Neuss: Ade dem Fließbandtheater

Rheinisches Landestheater: Carmen Betker, Aurel von Arx und Tim Knapper gehen.

Neuss. Sie spielen "Verbrechen und Leidenschaft" der Shakespeare-Zeitgenossen Middleton/Rowley, Strindbergs Fräulein Julie, Genets "Die Zofen" und den Jedermann, sie agieren in "Der gute Mensch von Sezuan", im "Café Umberto" und im Kinderstück "Unser Muni".

Fast alles gleichzeitig. In Neuss, Gütersloh, Radevormwald oder Bad Berleburg. Für die drei Jungschauspieler Carmen Betker, Aurel von Arx und Tim Knapper sind es die letzten Spieltage am Rheinischen Landestheater.
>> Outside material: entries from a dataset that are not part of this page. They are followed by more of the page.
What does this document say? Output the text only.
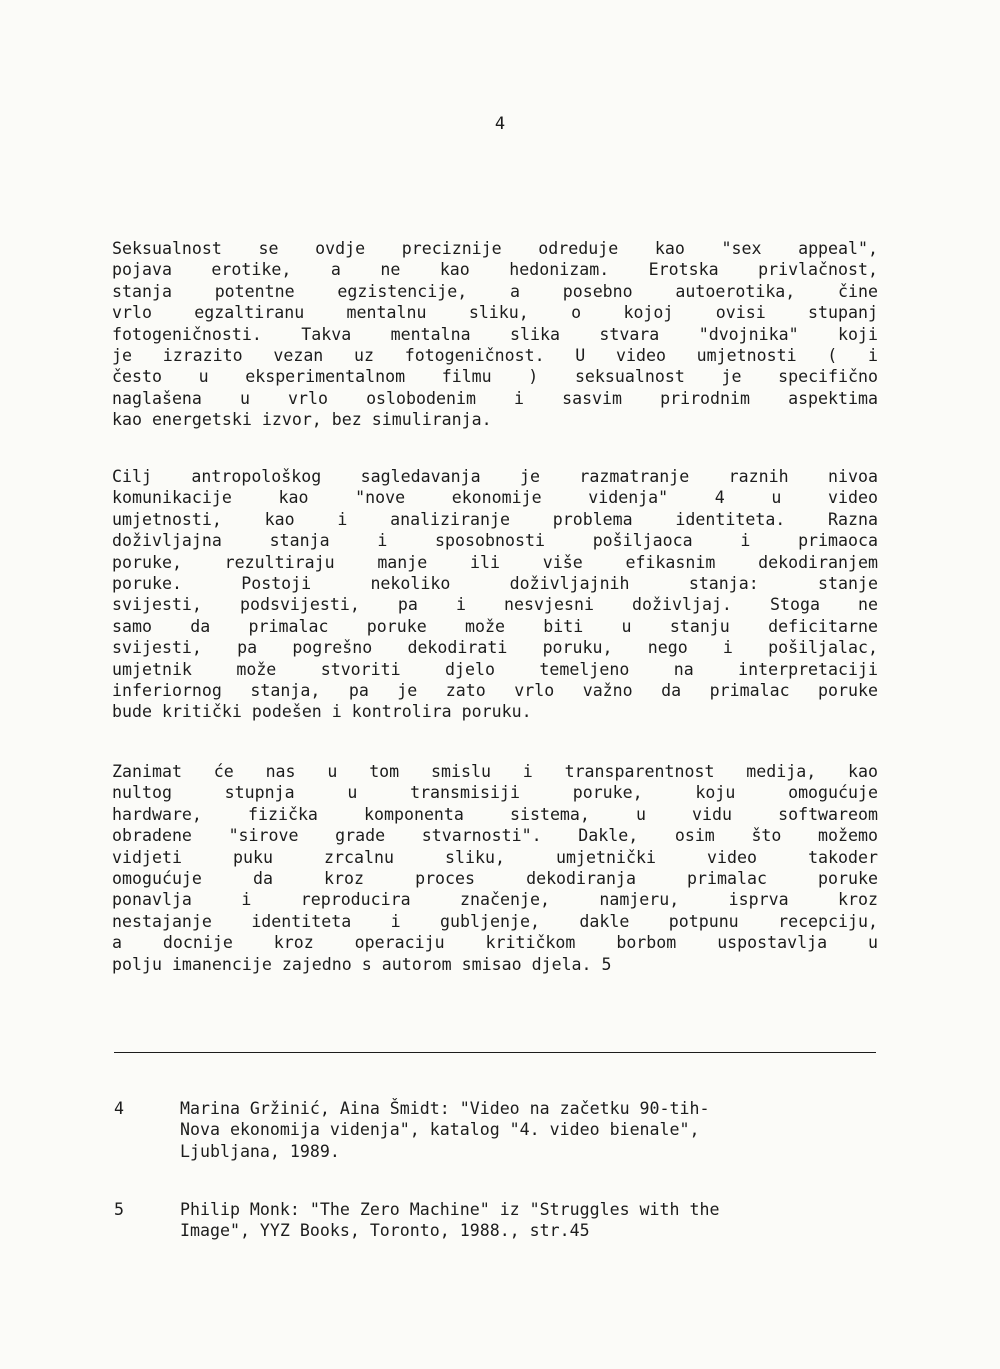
4

Seksualnost se ovdje preciznije odreduje kao "sex appeal",
pojava erotike, a ne kao hedonizam. Erotska privlačnost,
stanja potentne egzistencije, a posebno autoerotika, čine
vrlo egzaltiranu mentalnu sliku, o kojoj ovisi stupanj
fotogeničnosti. Takva mentalna slika stvara "dvojnika" koji
je izrazito vezan uz fotogeničnost. U video umjetnosti ( i
često u eksperimentalnom filmu ) seksualnost je specifično
naglašena u vrlo oslobodenim i sasvim prirodnim aspektima
kao energetski izvor, bez simuliranja.

Cilj antropološkog sagledavanja je razmatranje raznih nivoa
komunikacije kao "nove ekonomije videnja" 4 u video
umjetnosti, kao i analiziranje problema identiteta. Razna
doživljajna stanja i sposobnosti pošiljaoca i primaoca
poruke, rezultiraju manje ili više efikasnim dekodiranjem
poruke. Postoji nekoliko doživljajnih stanja: stanje
svijesti, podsvijesti, pa i nesvjesni doživljaj. Stoga ne
samo da primalac poruke može biti u stanju deficitarne
svijesti, pa pogrešno dekodirati poruku, nego i pošiljalac,
umjetnik može stvoriti djelo temeljeno na interpretaciji
inferiornog stanja, pa je zato vrlo važno da primalac poruke
bude kritički podešen i kontrolira poruku.

Zanimat će nas u tom smislu i transparentnost medija, kao
nultog stupnja u transmisiji poruke, koju omogućuje
hardware, fizička komponenta sistema, u vidu softwareom
obradene "sirove grade stvarnosti". Dakle, osim što možemo
vidjeti puku zrcalnu sliku, umjetnički video takoder
omogućuje da kroz proces dekodiranja primalac poruke
ponavlja i reproducira značenje, namjeru, isprva kroz
nestajanje identiteta i gubljenje, dakle potpunu recepciju,
a docnije kroz operaciju kritičkom borbom uspostavlja u
polju imanencije zajedno s autorom smisao djela. 5

4	Marina Gržinić, Aina Šmidt: "Video na začetku 90-tih-
Nova ekonomija videnja", katalog "4. video bienale",
Ljubljana, 1989.
5	Philip Monk: "The Zero Machine" iz "Struggles with the
Image", YYZ Books, Toronto, 1988., str.45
Schon weniger stressig als zuvor, sagen sie, geht doch die Spielzeit ihrem Ende zu. Nach drei beziehungsweise vier Jahren an dieser Bühne haben alle Drei gekündigt. Ein neues Engagement hat niemand.

Vor drei Jahren haben Knapper und von Arx mit ihrem ersten Engagement in Neuss angefangen, für Carmen Betker war es vor vier Jahren - nach einem Jahr in Leipzig - die zweite Stelle. Nun sind sie erfahrener und ernüchtert. "Gut ist es, dass Anfänger hier schon große Rollen bekommen", sagt Tim Knapper.

Zustimmung bei den Kollegen. Und Carmen Betker ergänzt: "Und dass wir unter wirklich guten Regisseuren spielen konnten." Eine gute Stimmung im Ensemble, viel gelernt, viel erfahren, viel durchgestanden.

Doch vor allem das vergangene Jahr hat geschlaucht. Immer mehr Abstecher, wie die Gastauftritte in ganz NRW heißen, gab es: Das ist Auftrag der vier Landestheater, jeder Verkauf zählt als Erfolg, und doch bindet er mit teils langen Busfahrten und den Auftritten Zeit, die für die Proben verloren geht. Die Busfahrten seien wirklich keine Ruhepausen, erklärt Tim Knapper bitter, Aurel von Arx fasst es drastischer mit "Freiheitsberaubung."

Carmen Betker schließlich dolmetscht: Da habe sie mit "Fräulein Julie" eine wirkliche Traumrolle, und dann fehle die Zeit für die Proben, weil so viele Märchen verkauft wurden; "einfach furchtbar". Aurel von Arx, der für seinen Hamlet den Preis als bester Nachwuchsschauspieler in NRW erhielt, bestätigt das: Man wolle etwas Tolles spielen, aber das werde organisatorisch im Orkus versenkt.

Und das Ergebnis verschlechtere sich. "Das nennt man dann wohl ’Loose-Loose-Situation.’" Auch von Tim Knapper kommt kein Widerspruch: "Dieses Fließbandtheater hat mich oft belastet."

Erfahrungen haben sie reichlich gesammelt, gute wie weniger gute. Für die beiden Männer ein Highlight: Ihre 24-Stunden-Improvisation als Protest gegen die "Schmerzliste" der Verwaltung. Und doch überwiegt die Erkenntnis: "Der Erfahrungswert ist riesig. Aber die Erfahrung tut schon fast weh, wenn man sie nicht ummünzen kann", so Aurel von Arx. Ummünzen in eine neues Engagement.

Das ist für die Drei nicht in Sicht. Dennoch stand die Kündigung fest. Trotz vieler guter Erfahrungen sei sie tatsächlich ausgebrannt, sagt Carmen Betker, Tim Knapper erkennt eine "gewisse Routine", die er beenden will, und Aurel von Arx ("Busfahren kann ich mittlerweile") erklärt, er habe viele Lehren gezogen und sage nun: "Gut, dass es zu Ende ist."

Er geht jetzt nach Berlin, dorthin, wo nach Meinung von Tim Knapper jeder zweite Kellner Schauspieler ist. Knapper selbst zieht es auch in die Hauptstadt, Carmen Betker hat ein Vorsprechen ergattert. Wo, will sie lieber nicht sagen, toi, toi, toi.

Was sie dem Theater wünschen? Die Antworten kommen schnell. Dass das Haus bald noch mehr in der Stadt zu Hause sei. Dass ein Geist entsteht, der die Wertschätzung für eine so wertvolle Institution fördert. Mehr Geld für die Schauspieler. Und mehr Zuschauer.